Der Besitz eines Autos sei ein wichtiges Lebensziel, geben in einer Untersuchung des internationalen Automobil-Dachverbands FIA 56 Prozent der befragten Deutschen zwischen 16 und 25 Jahren an. Carsharing dagegen ist nur für jeden Vierten eine Option.

Die Daten geben es also nicht unbedingt her, bei den jungen Menschen der Gen Z eine „Automüdigkeit“ festzustellen. „Zur Pragmatik der Generation gehört auch, dass sie sich genauso wie ihre Vorgänger-Generationen oft fürs Auto entscheidet“, sagt Mobilitätsforscher Kuhnimhof. Wenn junge Menschen davon abhängig sind, dass alle zwei Stunden ein Bus kommt, sind sie auch nicht bereit, auf ein Auto zu verzichten. Weil das bedeuten würde, dass sie bestimmte Dinge nicht tun können.

„Es gab einen kurzen Einbruch in den Jahren 2008 und 2009, das war aber eher sozioökonomischen Faktoren geschuldet als einer Einstellungsänderung.“ Seit Jahren steigt in Deutschland der Autofahreranteil wieder an: 2022 lag er bei einem neuen Hoch von 188 Autos pro 1.000 Menschen bei den 18- bis 24-Jährigen.

Auch die Zahl der ausgegebenen Führerscheine ist in der Altersgruppe von 18 bis 24 Jahren in den vergangenen Jahren nach wie vor hoch geblieben. „Bei der Führerscheinquote hat sich bis jetzt nichts Nennenswertes verändert“, sagt Kuhnimhof. „Wenn sich Einstellungen ändern, ändert sich nicht immer auch das Verhalten.“ Laut einer Studie des TÜV-Verbands ist für 76 Prozent der 16- bis 29-jährigen Führerscheinbesitzer die Fahrerlaubnis für das tägliche Leben wichtig oder sehr wichtig, während es in der Gesamtbevölkerung 88 Prozent sind.

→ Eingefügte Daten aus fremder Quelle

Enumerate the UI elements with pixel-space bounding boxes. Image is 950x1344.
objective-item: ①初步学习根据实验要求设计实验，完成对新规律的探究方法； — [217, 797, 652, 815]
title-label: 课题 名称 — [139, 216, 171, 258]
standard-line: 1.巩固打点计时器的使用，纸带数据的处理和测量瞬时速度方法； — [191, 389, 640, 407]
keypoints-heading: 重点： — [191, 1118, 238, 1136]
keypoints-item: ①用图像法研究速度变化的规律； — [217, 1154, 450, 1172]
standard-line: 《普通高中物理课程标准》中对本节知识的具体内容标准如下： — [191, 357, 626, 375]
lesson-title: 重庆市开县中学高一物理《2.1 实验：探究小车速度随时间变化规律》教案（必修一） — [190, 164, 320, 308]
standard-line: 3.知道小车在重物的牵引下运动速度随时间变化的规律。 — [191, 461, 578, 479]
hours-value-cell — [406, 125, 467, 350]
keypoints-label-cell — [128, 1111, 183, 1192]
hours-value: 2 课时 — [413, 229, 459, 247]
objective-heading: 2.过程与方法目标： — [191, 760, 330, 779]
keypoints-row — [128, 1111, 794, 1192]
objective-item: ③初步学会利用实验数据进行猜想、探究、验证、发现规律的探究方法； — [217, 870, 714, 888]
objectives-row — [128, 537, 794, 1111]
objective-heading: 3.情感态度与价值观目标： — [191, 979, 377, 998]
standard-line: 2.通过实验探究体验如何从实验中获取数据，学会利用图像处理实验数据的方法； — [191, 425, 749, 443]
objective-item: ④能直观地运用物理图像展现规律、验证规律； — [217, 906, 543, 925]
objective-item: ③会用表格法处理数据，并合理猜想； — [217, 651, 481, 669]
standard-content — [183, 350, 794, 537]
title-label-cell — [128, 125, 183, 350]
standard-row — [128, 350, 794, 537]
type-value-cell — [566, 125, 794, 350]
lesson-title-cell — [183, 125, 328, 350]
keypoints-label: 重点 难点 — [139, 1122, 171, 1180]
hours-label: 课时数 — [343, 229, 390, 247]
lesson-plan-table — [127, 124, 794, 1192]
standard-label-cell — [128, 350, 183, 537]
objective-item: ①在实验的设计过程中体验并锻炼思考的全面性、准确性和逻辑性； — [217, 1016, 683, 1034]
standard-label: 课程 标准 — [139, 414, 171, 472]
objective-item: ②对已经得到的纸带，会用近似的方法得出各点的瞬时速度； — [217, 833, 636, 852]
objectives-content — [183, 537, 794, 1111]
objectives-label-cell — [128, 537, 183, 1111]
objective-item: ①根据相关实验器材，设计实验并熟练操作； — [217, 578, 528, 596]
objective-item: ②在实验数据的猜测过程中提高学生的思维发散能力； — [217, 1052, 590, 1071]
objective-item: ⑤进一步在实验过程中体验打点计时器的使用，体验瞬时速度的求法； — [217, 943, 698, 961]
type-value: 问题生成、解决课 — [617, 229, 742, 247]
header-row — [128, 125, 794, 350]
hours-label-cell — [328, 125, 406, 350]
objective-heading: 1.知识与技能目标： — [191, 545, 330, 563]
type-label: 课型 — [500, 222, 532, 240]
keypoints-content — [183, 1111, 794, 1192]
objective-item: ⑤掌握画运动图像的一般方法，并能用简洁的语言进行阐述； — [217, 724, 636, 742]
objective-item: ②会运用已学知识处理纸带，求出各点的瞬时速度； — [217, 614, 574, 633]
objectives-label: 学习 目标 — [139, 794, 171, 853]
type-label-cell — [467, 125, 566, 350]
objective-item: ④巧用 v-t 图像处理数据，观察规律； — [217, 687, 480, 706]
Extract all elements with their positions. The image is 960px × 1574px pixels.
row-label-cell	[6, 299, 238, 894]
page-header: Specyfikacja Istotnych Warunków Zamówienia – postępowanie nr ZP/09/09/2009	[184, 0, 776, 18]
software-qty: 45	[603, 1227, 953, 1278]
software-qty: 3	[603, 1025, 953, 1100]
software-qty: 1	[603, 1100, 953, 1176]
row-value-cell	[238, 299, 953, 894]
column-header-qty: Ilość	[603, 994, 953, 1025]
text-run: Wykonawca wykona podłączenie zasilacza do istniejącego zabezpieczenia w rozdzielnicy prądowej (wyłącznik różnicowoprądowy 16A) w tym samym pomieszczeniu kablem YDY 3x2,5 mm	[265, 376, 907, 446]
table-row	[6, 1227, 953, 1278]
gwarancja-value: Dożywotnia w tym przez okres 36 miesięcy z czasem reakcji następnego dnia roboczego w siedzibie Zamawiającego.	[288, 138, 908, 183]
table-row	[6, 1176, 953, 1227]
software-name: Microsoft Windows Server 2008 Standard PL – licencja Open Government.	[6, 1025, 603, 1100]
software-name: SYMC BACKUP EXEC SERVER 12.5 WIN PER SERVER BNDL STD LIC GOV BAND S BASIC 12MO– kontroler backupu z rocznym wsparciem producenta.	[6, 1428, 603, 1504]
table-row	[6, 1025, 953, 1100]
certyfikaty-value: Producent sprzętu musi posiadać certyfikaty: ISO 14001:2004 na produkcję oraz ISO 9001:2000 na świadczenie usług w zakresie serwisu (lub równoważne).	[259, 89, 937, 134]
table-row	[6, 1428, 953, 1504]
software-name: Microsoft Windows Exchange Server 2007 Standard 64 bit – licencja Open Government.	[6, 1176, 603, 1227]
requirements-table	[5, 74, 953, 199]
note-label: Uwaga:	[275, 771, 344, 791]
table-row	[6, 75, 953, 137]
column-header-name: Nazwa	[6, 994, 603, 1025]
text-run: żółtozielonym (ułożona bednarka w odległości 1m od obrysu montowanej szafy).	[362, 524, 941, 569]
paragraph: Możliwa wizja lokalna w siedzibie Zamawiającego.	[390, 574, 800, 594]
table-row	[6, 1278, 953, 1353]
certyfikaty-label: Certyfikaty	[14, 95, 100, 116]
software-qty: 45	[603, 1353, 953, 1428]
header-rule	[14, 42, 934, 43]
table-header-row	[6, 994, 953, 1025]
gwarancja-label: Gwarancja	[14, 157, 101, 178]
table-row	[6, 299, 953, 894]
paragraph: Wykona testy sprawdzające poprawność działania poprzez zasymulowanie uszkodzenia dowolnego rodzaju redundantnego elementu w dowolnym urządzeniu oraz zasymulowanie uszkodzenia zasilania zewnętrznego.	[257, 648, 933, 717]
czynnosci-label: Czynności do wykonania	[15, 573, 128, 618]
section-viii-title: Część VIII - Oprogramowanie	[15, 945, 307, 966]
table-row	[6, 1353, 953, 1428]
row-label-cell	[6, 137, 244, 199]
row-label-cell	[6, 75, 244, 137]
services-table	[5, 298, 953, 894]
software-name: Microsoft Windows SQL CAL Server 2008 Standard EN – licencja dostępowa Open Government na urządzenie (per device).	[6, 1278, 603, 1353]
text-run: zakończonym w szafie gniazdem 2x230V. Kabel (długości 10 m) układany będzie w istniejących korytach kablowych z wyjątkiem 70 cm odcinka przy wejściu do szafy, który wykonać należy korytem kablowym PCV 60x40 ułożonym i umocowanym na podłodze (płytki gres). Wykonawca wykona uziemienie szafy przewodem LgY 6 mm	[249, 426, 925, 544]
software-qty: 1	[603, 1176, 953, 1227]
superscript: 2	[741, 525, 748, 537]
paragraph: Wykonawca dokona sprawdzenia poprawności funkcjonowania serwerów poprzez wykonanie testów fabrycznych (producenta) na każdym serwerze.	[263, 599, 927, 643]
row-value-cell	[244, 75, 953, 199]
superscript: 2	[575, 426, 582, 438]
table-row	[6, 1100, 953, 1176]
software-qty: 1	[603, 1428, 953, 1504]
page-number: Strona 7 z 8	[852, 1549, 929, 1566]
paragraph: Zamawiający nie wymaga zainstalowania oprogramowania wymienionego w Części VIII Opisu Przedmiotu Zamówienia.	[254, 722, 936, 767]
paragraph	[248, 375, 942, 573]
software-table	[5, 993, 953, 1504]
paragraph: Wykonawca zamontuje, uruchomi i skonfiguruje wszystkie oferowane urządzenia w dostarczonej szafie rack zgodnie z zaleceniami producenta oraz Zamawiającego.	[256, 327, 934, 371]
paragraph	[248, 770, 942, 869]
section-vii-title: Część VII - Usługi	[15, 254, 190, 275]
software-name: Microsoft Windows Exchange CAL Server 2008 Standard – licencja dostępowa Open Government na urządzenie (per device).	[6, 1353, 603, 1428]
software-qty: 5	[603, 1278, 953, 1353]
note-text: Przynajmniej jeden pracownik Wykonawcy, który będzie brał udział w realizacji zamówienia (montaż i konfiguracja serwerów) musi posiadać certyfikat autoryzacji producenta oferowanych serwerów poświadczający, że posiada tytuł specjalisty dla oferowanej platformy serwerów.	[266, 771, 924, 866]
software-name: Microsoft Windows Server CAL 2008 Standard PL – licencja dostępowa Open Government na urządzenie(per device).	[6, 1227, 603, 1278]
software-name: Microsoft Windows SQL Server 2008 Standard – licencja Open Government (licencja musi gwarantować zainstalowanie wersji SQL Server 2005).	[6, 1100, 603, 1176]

Weltweit richtet sich Mobilitätsverhalten an gleichen Kriterien aus

Auch weltweit ändert sich das Mobilitätsverhalten der Jüngeren, eine höhere Sensibilität gegenüber der Umwelt lässt sich so gut wie überall nachweisen, verbunden mit einer großen Offenheit gegenüber alternativen Verkehrsträgern. Das reale Verhalten stimmt aber wie in allen Altersgruppen nicht immer mit den guten Vorsätzen überein.

Die Kriterien, nach denen der Einzelne sein Verhalten ausrichtet, scheinen international dieselben zu sein: finanzielle Aspekte, Rücksicht auf die Umwelt, die Attraktivität von Alternativen, in dieser Reihenfolge. In ihrem Klima- und Mobilitätsverhalten zeigt sich, dass junge Menschen heute finanziell stärker unter Druck sind als die Generationen davor. In einer weltweiten Studie von YouGov Global Profiles stimmte der Aussage „wir sollten alle weniger Auto fahren, um die Umwelt zu retten“ zwar mit 48 Prozent fast die Hälfte der befragten 18- bis 24-Jährigen zu, damit hatte diese Altersgruppe aber den niedrigsten Wert unter den Befragten. Diese sahen ansteigend mit dem Alter zunehmend eine Notwendigkeit für einen umfassenden Verzicht auf das Auto, mit einem Höchstwert von 59 Prozent bei der Generation ab 55.